A. Paul wrote, “I have written you in my letter not to associate with sexually immoral people—not at all meaning the people of this world who are immoral, or the greedy and swindlers, or idolaters. In that case you would have to leave this world. But now I am writing you that you must not associate with anyone who calls himself a brother but is sexually immoral or greedy, an idolater or a slanderer, a drunkard or a swindler. With such a man do not even eat. (1 Cor. 5:9-11)
As for your niece going to hell, people don’t go to hell for their sins. They go to hell for rejecting God’s remedy for their sins. Instead of threatening her with eternal punishment is she doesn’t change her behavior, why don’t you try talking about God’s forgiveness being available for all who ask (Matt. 7:7-8), and let the Holy Spirit work on her behavior.
posted with permission
http://gracethrufaith.com/ask-a-bibl...-is-a-lesbian/
Confused About Forgiveness
Q. I was reading the article on forgiveness, (of admonitions in the Bible to avoid believers who are sexually immoral, or who regularly eat or drink to excess, practice idolatry or greed, are swindlers, foul mouthed, gossipers, or verbally abusive (1 Cor 5:11, Ephe 4:29).) In this way we help them see that such behavior is sin..I was told to show love, and help, because it is my family. I’m very confused by this passage.
A. Paul was writing about those who persist in open sinfulness, making no effort to repent. He’s telling us that these folks need to be shown that the public display of such behavior is unacceptable for a believer because it shows disrespect for the Lord and offers a poor witness to the world. He made it clear that he wasn’t referring to people who need the example of God’s love to draw near to Him, but to those who already call themselves believers and supposedly know what He’s done for them.
You understand that we aren’t encouraged to live holy lives to earn something, but to express our gratitude for having been given something. It’s our way of saying thanks. Those whose behavior reflects poorly on them are saying they don’t feel grateful for their salvation and are taking the Lord’s grace for granted.
posted with permission
http://gracethrufaith.com/ask-a-bibl...t-forgiveness/
I Will Not Do That!
Q. Recently you answered a question that dealt with 2 Timothy 3:1-5. Is your response saying we are to having nothing to do with unsaved family after we have tried to talk to them about Salvation, and they do not want to listen? I don’t think I could turn my back on my elderly parents and my siblings. That seems like a very, very poor witness. In fact, I will not do that. Am I misunderstanding something here?
A. 2 Timothy 3:1-5 reads,
But mark this: There will be terrible times in the last days. People will be lovers of themselves, lovers of money, boastful, proud, abusive, disobedient to their parents, ungrateful, unholy, without love, unforgiving, slanderous, without self-control, brutal, not lovers of the good, treacherous, rash, conceited, lovers of pleasure rather than lovers of God— having a form of godliness but denying its power. Have nothing to do with them.

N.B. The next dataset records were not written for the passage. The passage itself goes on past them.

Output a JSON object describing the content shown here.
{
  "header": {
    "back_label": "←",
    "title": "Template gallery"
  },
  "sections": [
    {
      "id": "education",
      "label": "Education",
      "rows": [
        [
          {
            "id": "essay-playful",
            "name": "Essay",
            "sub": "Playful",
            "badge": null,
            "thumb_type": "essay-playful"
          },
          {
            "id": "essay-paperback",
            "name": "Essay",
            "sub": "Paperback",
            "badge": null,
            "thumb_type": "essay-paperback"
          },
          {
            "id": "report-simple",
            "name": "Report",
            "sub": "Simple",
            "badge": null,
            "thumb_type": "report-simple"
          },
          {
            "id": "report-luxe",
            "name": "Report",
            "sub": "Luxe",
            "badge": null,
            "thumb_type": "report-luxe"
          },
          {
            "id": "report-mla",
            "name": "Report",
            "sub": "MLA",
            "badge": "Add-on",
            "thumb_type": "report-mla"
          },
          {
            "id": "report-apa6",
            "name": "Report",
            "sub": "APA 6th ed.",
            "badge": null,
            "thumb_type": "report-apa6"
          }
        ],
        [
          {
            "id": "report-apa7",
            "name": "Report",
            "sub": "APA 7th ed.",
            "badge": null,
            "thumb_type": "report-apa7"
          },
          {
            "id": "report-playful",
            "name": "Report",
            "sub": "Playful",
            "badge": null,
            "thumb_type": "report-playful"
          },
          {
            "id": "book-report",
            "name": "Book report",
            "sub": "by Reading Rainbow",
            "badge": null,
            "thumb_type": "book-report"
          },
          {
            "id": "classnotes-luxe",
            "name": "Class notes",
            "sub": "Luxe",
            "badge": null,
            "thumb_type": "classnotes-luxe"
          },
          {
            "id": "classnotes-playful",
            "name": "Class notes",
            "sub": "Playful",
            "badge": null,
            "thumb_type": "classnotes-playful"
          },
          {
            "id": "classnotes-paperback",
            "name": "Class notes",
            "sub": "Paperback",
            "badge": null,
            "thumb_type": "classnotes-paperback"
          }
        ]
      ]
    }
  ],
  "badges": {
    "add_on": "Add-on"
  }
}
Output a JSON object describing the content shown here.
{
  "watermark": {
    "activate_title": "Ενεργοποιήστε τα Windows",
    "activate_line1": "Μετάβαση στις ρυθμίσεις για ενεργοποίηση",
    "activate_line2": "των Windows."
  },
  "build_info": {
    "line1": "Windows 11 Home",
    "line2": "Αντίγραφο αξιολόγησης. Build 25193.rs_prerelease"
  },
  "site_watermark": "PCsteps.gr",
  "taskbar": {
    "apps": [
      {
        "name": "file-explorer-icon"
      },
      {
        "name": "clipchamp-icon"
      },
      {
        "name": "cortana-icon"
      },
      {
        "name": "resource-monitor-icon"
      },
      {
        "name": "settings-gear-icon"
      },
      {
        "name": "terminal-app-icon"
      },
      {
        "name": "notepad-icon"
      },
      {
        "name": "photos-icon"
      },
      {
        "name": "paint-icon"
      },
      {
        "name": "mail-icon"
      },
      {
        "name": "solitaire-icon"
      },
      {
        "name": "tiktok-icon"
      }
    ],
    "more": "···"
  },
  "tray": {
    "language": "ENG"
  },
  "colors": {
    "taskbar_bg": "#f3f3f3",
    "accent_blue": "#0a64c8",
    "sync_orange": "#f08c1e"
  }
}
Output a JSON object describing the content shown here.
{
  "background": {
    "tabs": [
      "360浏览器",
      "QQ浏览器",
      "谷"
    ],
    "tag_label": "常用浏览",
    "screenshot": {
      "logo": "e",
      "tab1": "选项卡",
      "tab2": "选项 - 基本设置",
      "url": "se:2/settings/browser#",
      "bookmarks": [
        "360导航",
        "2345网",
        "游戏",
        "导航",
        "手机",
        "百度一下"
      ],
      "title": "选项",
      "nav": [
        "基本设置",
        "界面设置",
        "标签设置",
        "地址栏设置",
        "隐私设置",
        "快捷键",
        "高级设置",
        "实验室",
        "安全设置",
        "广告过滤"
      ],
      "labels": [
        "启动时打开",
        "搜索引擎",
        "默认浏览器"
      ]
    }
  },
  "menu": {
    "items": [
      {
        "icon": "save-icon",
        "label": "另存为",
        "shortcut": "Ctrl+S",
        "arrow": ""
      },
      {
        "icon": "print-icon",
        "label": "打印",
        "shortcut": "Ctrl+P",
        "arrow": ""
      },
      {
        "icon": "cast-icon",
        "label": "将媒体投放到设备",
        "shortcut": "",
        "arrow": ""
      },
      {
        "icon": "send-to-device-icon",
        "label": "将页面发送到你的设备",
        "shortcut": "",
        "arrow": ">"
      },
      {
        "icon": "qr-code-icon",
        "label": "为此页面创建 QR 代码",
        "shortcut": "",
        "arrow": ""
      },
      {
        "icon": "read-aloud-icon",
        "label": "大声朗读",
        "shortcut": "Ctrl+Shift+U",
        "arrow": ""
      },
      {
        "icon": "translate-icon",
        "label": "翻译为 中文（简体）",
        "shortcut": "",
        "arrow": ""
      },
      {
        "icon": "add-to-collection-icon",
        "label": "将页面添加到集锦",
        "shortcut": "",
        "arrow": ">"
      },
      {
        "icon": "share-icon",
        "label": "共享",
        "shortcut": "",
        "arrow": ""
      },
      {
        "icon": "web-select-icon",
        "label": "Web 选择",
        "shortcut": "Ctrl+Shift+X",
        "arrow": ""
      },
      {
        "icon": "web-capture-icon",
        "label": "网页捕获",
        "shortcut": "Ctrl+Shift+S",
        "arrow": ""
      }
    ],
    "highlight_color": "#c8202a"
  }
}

My answer pertains to those who habitually exhibit this kind of behavior and was not meant as a general admonition. If your family consistently acts this way around you, then tolerating their behavior is like telling them you approve. I think that would be the poor witness. Just because you love a person who isn’t saved doesn’t mean you have to accept abusive behavior from them. In fact, we’re warned not to accept it.
http://gracethrufaith.com/ask-a-bibl...l-not-do-that/
Praying For Family
Q. Something has been troubling me for some time now. It concerns our obedience to 2 Tim. 3: 1-5. I realize we must obey God’s will for our life, so what if the subjects this passage describes happen to be family members? Are we to have nothing to do with them if they fall into these categories? Those whom I am thinking of have repeatedly defied God, and parents as well, who have admonished them lovingly and gently for so long. We all offer prayers for them, but as our time here on Earth grows short, I must confess, our hopes for them have taken a real beating. What God-breathed wisdom can you share with our family?
A. Unfortunately, 2 Timothy 3:1-5 doesn’t contain any exemptions for family. In Matt 10:34-36 Jesus said because of belief in Him members of our own household could turn against us. But to have nothing to do with them doesn’t mean you stop praying for them. Keep doing that. It’s the most powerful weapon you have.
posted with permission
http://gracethrufaith.com/ask-a-bibl...ng-for-family/
What would you do????
Quote:
Originally Posted by AzFreebird All the counseling in the world, all the bible study can't change a chemical makeup of a person... and I truly believe it IS a chemical make-up. |
Debi, if it's "chemical make up" then what you're saying is that the chemicals are "out of balance" much like a person with bi-polar" disorder or something like that. But, if you're saying, "God made him that way" then what you're really saying is that either, God made a mistake, or that God purposely made people in such a way that it would be impossible for them to be saved. That goes against everything the Bible says, so I cannot and will not believe that. Even according to their own studies, that's simply not true. Most of the studies done on this are no more then jokes anyway. I've posted information about them before here. If on the other hand it's something that's physically medically wrong with them, then it's something the medical community should be studying to cure rather then trying to proclaim it's OK and normal which is what they're saying. But then they're also leaning toward saying that pedophilia is also normal and OK along with a number of other things. Basically all they're doing is giving people an "excuse" for their reprehensible behavior and then telling the rest of us that we have to accept it. I refuse to do that too.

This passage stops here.